Plusieurs échéances pourraient dessiner l’évolution de la situation dans les prochains mois. D’une part, la Commission européenne devrait rendre sa décision sur l’assouplissement des règles de la PAC d’ici la fin de l’été, selon des sources proches du dossier. D’autre part, les syndicats agricoles ont prévu de se réunir à nouveau début septembre pour faire un point sur l’impact réel des mesures d’urgence et demander, si nécessaire, des compléments.
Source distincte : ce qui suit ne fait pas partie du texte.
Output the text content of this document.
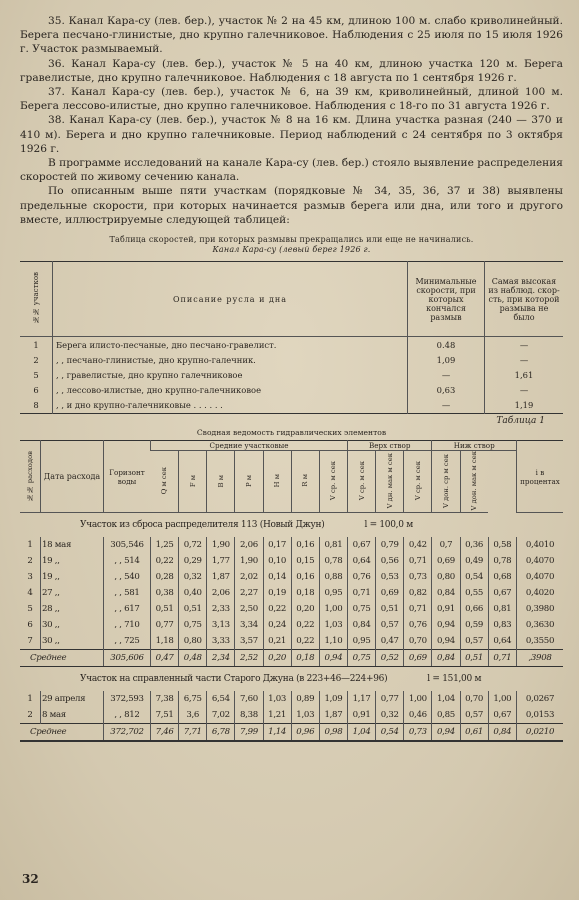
35. Канал Кара-су (лев. бер.), участок № 2 на 45 км, длиною 100 м. слабо криволинейный. Берега песчано-глинистые, дно крупно галечниковое. Наблюдения с 25 июля по 15 июля 1926 г. Участок размываемый.

36. Канал Кара-су (лев. бер.), участок № 5 на 40 км, длиною участка 120 м. Берега гравелистые, дно крупно галечниковое. Наблюдения с 18 августа по 1 сентября 1926 г.

37. Канал Кара-су (лев. бер.), участок № 6, на 39 км, криволинейный, длиной 100 м. Берега лессово-илистые, дно крупно галечниковое. Наблюдения с 18-го по 31 августа 1926 г.

38. Канал Кара-су (лев. бер.), участок № 8 на 16 км. Длина участка разная (240 — 370 и 410 м). Берега и дно крупно галечниковые. Период наблюдений с 24 сентября по 3 октября 1926 г.

В программе исследований на канале Кара-су (лев. бер.) стояло выявление распределения скоростей по живому сечению канала.

По описанным выше пяти участкам (порядковые № 34, 35, 36, 37 и 38) выявлены предельные скорости, при которых начинается размыв берега или дна, или того и другого вместе, иллюстрируемые следующей таблицей:

Таблица скоростей, при которых размывы прекращались или еще не начинались.
Канал Кара-су (левый берег 1926 г.
№№ участков	Описание русла и дна	Минимальные скорости, при которых кончался размыв	Самая высокая из наблюд. скор-сть, при которой размыва не было
1	Берега илисто-песчаные, дно песчано-гравелист.	0.48	—
2	, , песчано-глинистые, дно крупно-галечник.	1,09	—
5	, , гравелистые, дно крупно галечниковое	—	1,61
6	, , лессово-илистые, дно крупно-галечниковое	0,63	—
8	, , и дно крупно-галечниковые . . . . . .	—	1,19
Таблица 1
Сводная ведомость гидравлических элементов
№№ расходов	Дата расхода	Горизонт воды	Средние участковые							Верх створ			Ниж створ			i в процентах
			Q м сек	F м	B м	P м	H м	R м	V ср. м сек	V ср. м сек	V дн. мак м сек	V ср. м сек	V дон. ср м сек	V дон. мак м сек		
Участок из сброса распределителя 113 (Новый Джун) l = 100,0 м																
1	18 мая	305,546	1,25	0,72	1,90	2,06	0,17	0,16	0,81	0,67	0,79	0,42	0,7	0,36	0,58	0,4010
2	19 ,,	, , 514	0,22	0,29	1,77	1,90	0,10	0,15	0,78	0,64	0,56	0,71	0,69	0,49	0,78	0,4070
3	19 ,,	, , 540	0,28	0,32	1,87	2,02	0,14	0,16	0,88	0,76	0,53	0,73	0,80	0,54	0,68	0,4070
4	27 ,,	, , 581	0,38	0,40	2,06	2,27	0,19	0,18	0,95	0,71	0,69	0,82	0,84	0,55	0,67	0,4020
5	28 ,,	, , 617	0,51	0,51	2,33	2,50	0,22	0,20	1,00	0,75	0,51	0,71	0,91	0,66	0,81	0,3980
6	30 ,,	, , 710	0,77	0,75	3,13	3,34	0,24	0,22	1,03	0,84	0,57	0,76	0,94	0,59	0,83	0,3630
7	30 ,,	, , 725	1,18	0,80	3,33	3,57	0,21	0,22	1,10	0,95	0,47	0,70	0,94	0,57	0,64	0,3550
Среднее		305,606	0,47	0,48	2,34	2,52	0,20	0,18	0,94	0,75	0,52	0,69	0,84	0,51	0,71	,3908
Участок на справленный части Старого Джуна (в 223+46—224+96) l = 151,00 м																
1	29 апреля	372,593	7,38	6,75	6,54	7,60	1,03	0,89	1,09	1,17	0,77	1,00	1,04	0,70	1,00	0,0267
2	8 мая	, , 812	7,51	3,6	7,02	8,38	1,21	1,03	1,87	0,91	0,32	0,46	0,85	0,57	0,67	0,0153
Среднее		372,702	7,46	7,71	6,78	7,99	1,14	0,96	0,98	1,04	0,54	0,73	0,94	0,61	0,84	0,0210
32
Enfin, la rentrée parlementaire pourrait voir l’examen de propositions visant à renforcer la résilience des exploitations face aux aléas climatiques, un dossier qui devrait s’inviter dans les débats budgétaires.

Quels enseignements tirer de cette crise ?
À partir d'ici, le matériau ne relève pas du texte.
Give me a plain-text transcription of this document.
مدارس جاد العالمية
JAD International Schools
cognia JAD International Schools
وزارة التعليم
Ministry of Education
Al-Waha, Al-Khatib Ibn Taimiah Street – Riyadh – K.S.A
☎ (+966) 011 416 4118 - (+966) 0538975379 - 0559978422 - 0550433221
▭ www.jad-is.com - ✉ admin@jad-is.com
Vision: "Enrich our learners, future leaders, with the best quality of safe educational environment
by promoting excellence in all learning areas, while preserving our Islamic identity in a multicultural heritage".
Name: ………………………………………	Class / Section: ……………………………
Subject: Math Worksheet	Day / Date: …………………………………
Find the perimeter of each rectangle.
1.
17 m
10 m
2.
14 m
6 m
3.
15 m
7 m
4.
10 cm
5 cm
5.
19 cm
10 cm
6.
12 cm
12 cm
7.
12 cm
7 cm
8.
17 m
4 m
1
Cette chute historique de la récolte de maïs illustre les défis croissants auxquels est confronté le secteur agricole français, entre changement climatique, hausse des coûts de production et nécessité de transition écologique. Les professionnels du secteur appellent de leurs vœux des solutions structurelles, comme le développement de systèmes d’irrigation plus efficaces ou la promotion de cultures plus résilientes à la sécheresse. Pour autant, la question de la rentabilité à long terme des exploitations reste entière, alors que les aléas climatiques risquent de s’aggraver dans les années à venir.

Autant dire que la crise du maïs en 2026 pourrait bien n’être que le premier symptôme d’une recomposition plus large du paysage agricole français. Les prochains mois seront déterminants pour savoir si les mesures d’urgence annoncées suffiront à éviter un effondrement plus large des filières, ou si, au contraire, elles ne font que retarder une mutation inéluctable.

Cette situation rappelle aussi l’urgence d’une réflexion collective sur l’adaptation de l’agriculture française aux nouvelles réalités climatiques. Entre soutien immédiat et stratégie de long terme, le gouvernement et les professionnels du secteur devront trouver un équilibre pour préserver à la fois la souveraineté alimentaire du pays et la viabilité économique des exploitations.

D’après les informations disponibles, les agriculteurs se tournent vers des cultures moins gourmandes en eau, comme le tournesol, ou laissent certaines parcelles en jachère. Ces choix sont motivés par la hausse des coûts de production et la recherche de rendements plus stables dans un contexte de sécheresse persistante.

La ministre de l’Agriculture a demandé à la Commission européenne un assouplissement des critères d’éligibilité aux aides de la PAC, notamment pour les obligations de couverture des sols ou de rotations culturales. Si cette demande est acceptée, les agriculteurs pourraient continuer à percevoir leurs subventions malgré des contraintes climatiques ayant empêché le respect de ces règles.